Front Public Health. 2014 Oct 31;2:217. doi: 10.3389/fpubh.2014.00217. eCollection 2014.


Vancomycin is one of the older antibiotics that has been now in clinical use close to 60 years. Earlier on, vancomycin was associated with many side effects including vestibular and renal, most likely due to impurities contained in early vancomycin lots. Over the years, the impurities have been removed and the compound has now far less vestibular adverse effects, but still possesses renal toxicity if administered at higher doses rendering trough serum levels of >15 mcg/mL or if administered for prolonged periods of time. Vancomycin is effective against most Gram-positive cocci and bacilli with the exception of rare organisms as well as enterococci that became vancomycin resistant, mostly Enterococcus faecium. The major use of vancomycin today is for infections caused by methicillin-resistant Staphylococcus aureus (MRSA), methicillin-resistant Staphylococcus epidermidis (MRSE) and amoxicillin-resistant enterococci. In its oral form, vancomycin is used to treat diarrhea caused by Clsotridium difficile. With S. aureus, there are only a handful of vancomycin-resistant strains.
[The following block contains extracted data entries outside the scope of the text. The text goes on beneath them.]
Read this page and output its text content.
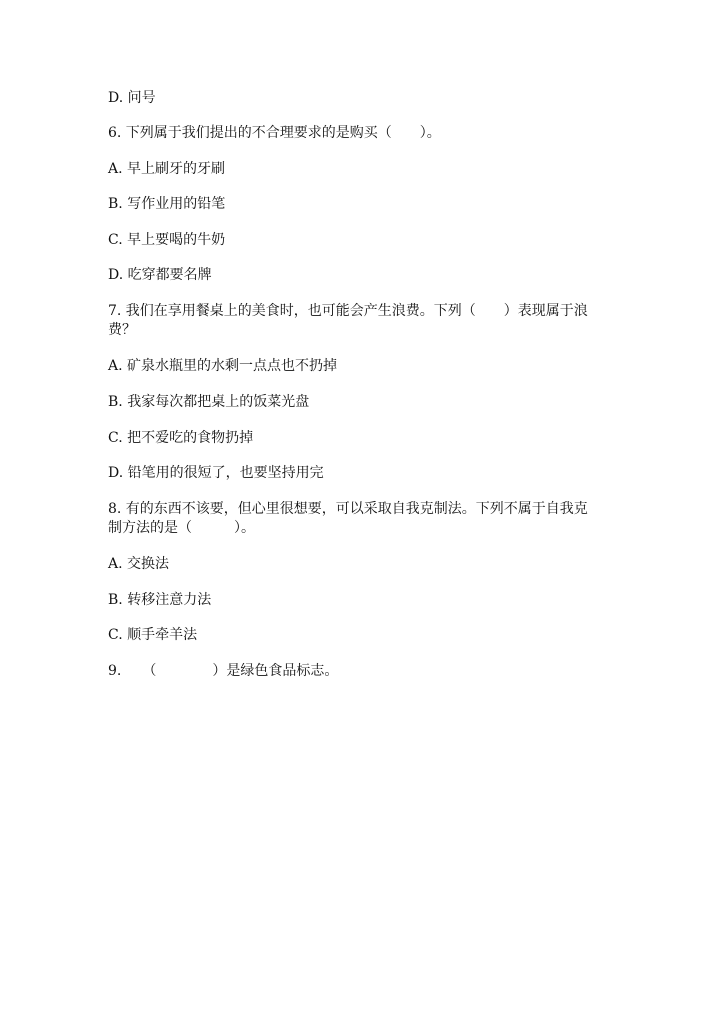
D. 问号
6. 下列属于我们提出的不合理要求的是购买（　　）。
A. 早上刷牙的牙刷
B. 写作业用的铅笔
C. 早上要喝的牛奶
D. 吃穿都要名牌
7. 我们在享用餐桌上的美食时，也可能会产生浪费。下列（　　）表现属于浪
费？
A. 矿泉水瓶里的水剩一点点也不扔掉
B. 我家每次都把桌上的饭菜光盘
C. 把不爱吃的食物扔掉
D. 铅笔用的很短了，也要坚持用完
8. 有的东西不该要，但心里很想要，可以采取自我克制法。下列不属于自我克
制方法的是（　　　）。
A. 交换法
B. 转移注意力法
C. 顺手牵羊法
9.　　（　　　　）是绿色食品标志。
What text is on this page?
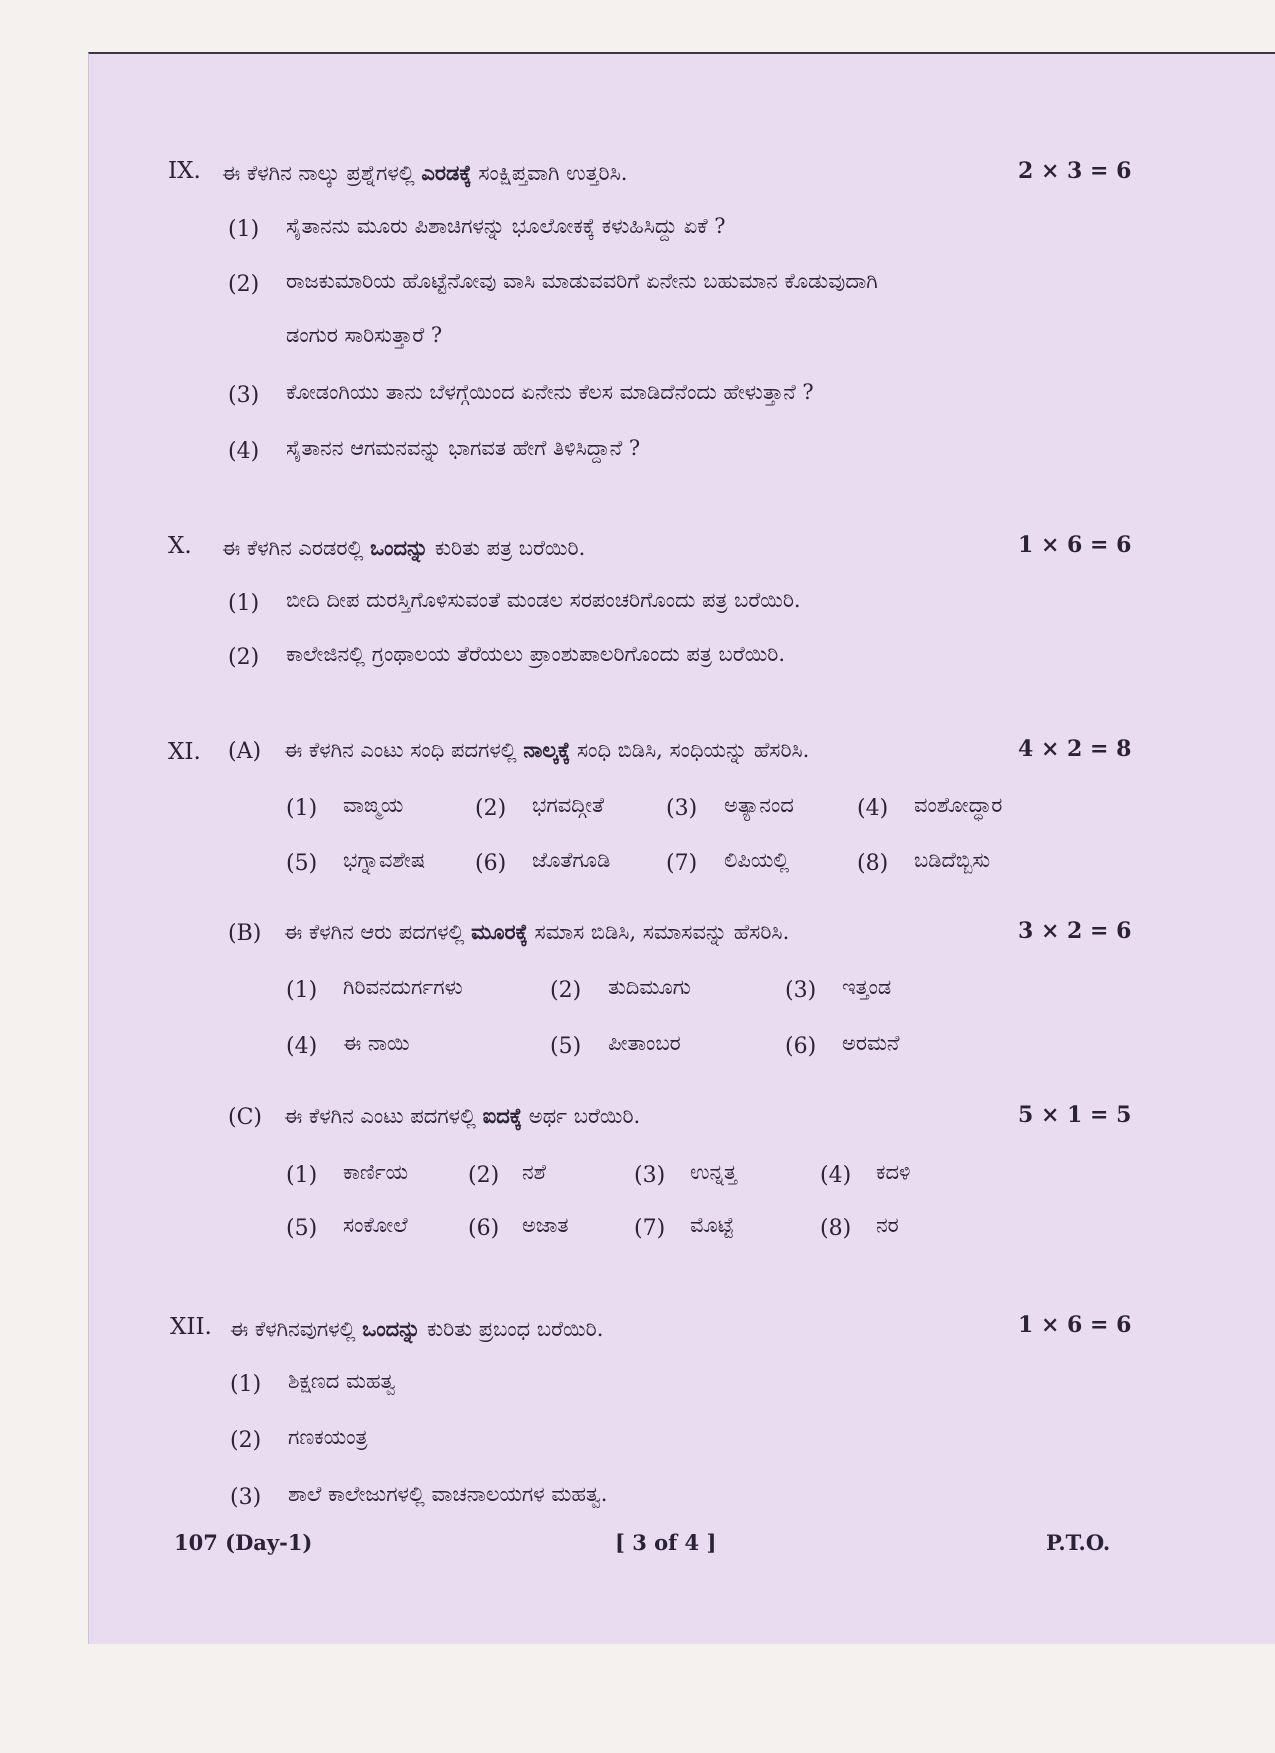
IX. ಈ ಕೆಳಗಿನ ನಾಲ್ಕು ಪ್ರಶ್ನೆಗಳಲ್ಲಿ ಎರಡಕ್ಕೆ ಸಂಕ್ಷಿಪ್ತವಾಗಿ ಉತ್ತರಿಸಿ.	2 × 3 = 6
(1) ಸೈತಾನನು ಮೂರು ಪಿಶಾಚಿಗಳನ್ನು ಭೂಲೋಕಕ್ಕೆ ಕಳುಹಿಸಿದ್ದು ಏಕೆ ?
(2) ರಾಜಕುಮಾರಿಯ ಹೊಟ್ಟೆನೋವು ವಾಸಿ ಮಾಡುವವರಿಗೆ ಏನೇನು ಬಹುಮಾನ ಕೊಡುವುದಾಗಿ
ಡಂಗುರ ಸಾರಿಸುತ್ತಾರೆ ?
(3) ಕೋಡಂಗಿಯು ತಾನು ಬೆಳಗ್ಗೆಯಿಂದ ಏನೇನು ಕೆಲಸ ಮಾಡಿದೆನೆಂದು ಹೇಳುತ್ತಾನೆ ?
(4) ಸೈತಾನನ ಆಗಮನವನ್ನು ಭಾಗವತ ಹೇಗೆ ತಿಳಿಸಿದ್ದಾನೆ ?
X. ಈ ಕೆಳಗಿನ ಎರಡರಲ್ಲಿ ಒಂದನ್ನು ಕುರಿತು ಪತ್ರ ಬರೆಯಿರಿ.	1 × 6 = 6
(1) ಬೀದಿ ದೀಪ ದುರಸ್ತಿಗೊಳಿಸುವಂತೆ ಮಂಡಲ ಸರಪಂಚರಿಗೊಂದು ಪತ್ರ ಬರೆಯಿರಿ.
(2) ಕಾಲೇಜಿನಲ್ಲಿ ಗ್ರಂಥಾಲಯ ತೆರೆಯಲು ಪ್ರಾಂಶುಪಾಲರಿಗೊಂದು ಪತ್ರ ಬರೆಯಿರಿ.
XI. (A) ಈ ಕೆಳಗಿನ ಎಂಟು ಸಂಧಿ ಪದಗಳಲ್ಲಿ ನಾಲ್ಕಕ್ಕೆ ಸಂಧಿ ಬಿಡಿಸಿ, ಸಂಧಿಯನ್ನು ಹೆಸರಿಸಿ.	4 × 2 = 8
(1) ವಾಙ್ಮಯ	(2) ಭಗವದ್ಗೀತೆ	(3) ಅತ್ಯಾನಂದ	(4) ವಂಶೋದ್ಧಾರ
(5) ಭಗ್ನಾವಶೇಷ (6) ಜೊತೆಗೂಡಿ	(7) ಲಿಪಿಯಲ್ಲಿ	(8) ಬಡಿದೆಬ್ಬಿಸು
(B) ಈ ಕೆಳಗಿನ ಆರು ಪದಗಳಲ್ಲಿ ಮೂರಕ್ಕೆ ಸಮಾಸ ಬಿಡಿಸಿ, ಸಮಾಸವನ್ನು ಹೆಸರಿಸಿ.	3 × 2 = 6
(1) ಗಿರಿವನದುರ್ಗಗಳು	(2) ತುದಿಮೂಗು	(3) ಇತ್ತಂಡ
(4) ಈ ನಾಯಿ	(5) ಪೀತಾಂಬರ	(6) ಅರಮನೆ
(C) ಈ ಕೆಳಗಿನ ಎಂಟು ಪದಗಳಲ್ಲಿ ಐದಕ್ಕೆ ಅರ್ಥ ಬರೆಯಿರಿ.	5 × 1 = 5
(1) ಕಾರ್ಣಿಯ	(2) ನಶೆ	(3) ಉನ್ನತ್ತ	(4) ಕದಳಿ
(5) ಸಂಕೋಲೆ	(6) ಅಜಾತ	(7) ಮೊಟ್ಟೆ	(8) ನರ
XII. ಈ ಕೆಳಗಿನವುಗಳಲ್ಲಿ ಒಂದನ್ನು ಕುರಿತು ಪ್ರಬಂಧ ಬರೆಯಿರಿ.	1 × 6 = 6
(1) ಶಿಕ್ಷಣದ ಮಹತ್ವ
(2) ಗಣಕಯಂತ್ರ
(3) ಶಾಲೆ ಕಾಲೇಜುಗಳಲ್ಲಿ ವಾಚನಾಲಯಗಳ ಮಹತ್ವ.
107 (Day-1)	[ 3 of 4 ]	P.T.O.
Nevertheless, a "vancomycin creep" that is slow upward trending of vancomycin MIC from <1 mcg/mL to higher values has been noted in several parts of the world, but not globally, and strains that have MIC's of 1.5-2 mcg/mL are associated with high therapeutic failure rates. This phenomenon has also been recently recognized in methicillin-susceptible S. aureus (MSSA). While vancomycin is relatively a safe agent adverse events include the "red man" syndrome, allergic reactions, and various bone marrow effects as well as nephrotoxicity. Vancomycin has been a very important tool in our therapeutic armamentarium that remained effective for many years, it is likely remain effective as long as resistance to vancomycin remains controlled.

Keywords: MRSA; VRE; dose; nephrotoxicity; oral-vancomycin; safety; vancomycin; “red man” syndrome.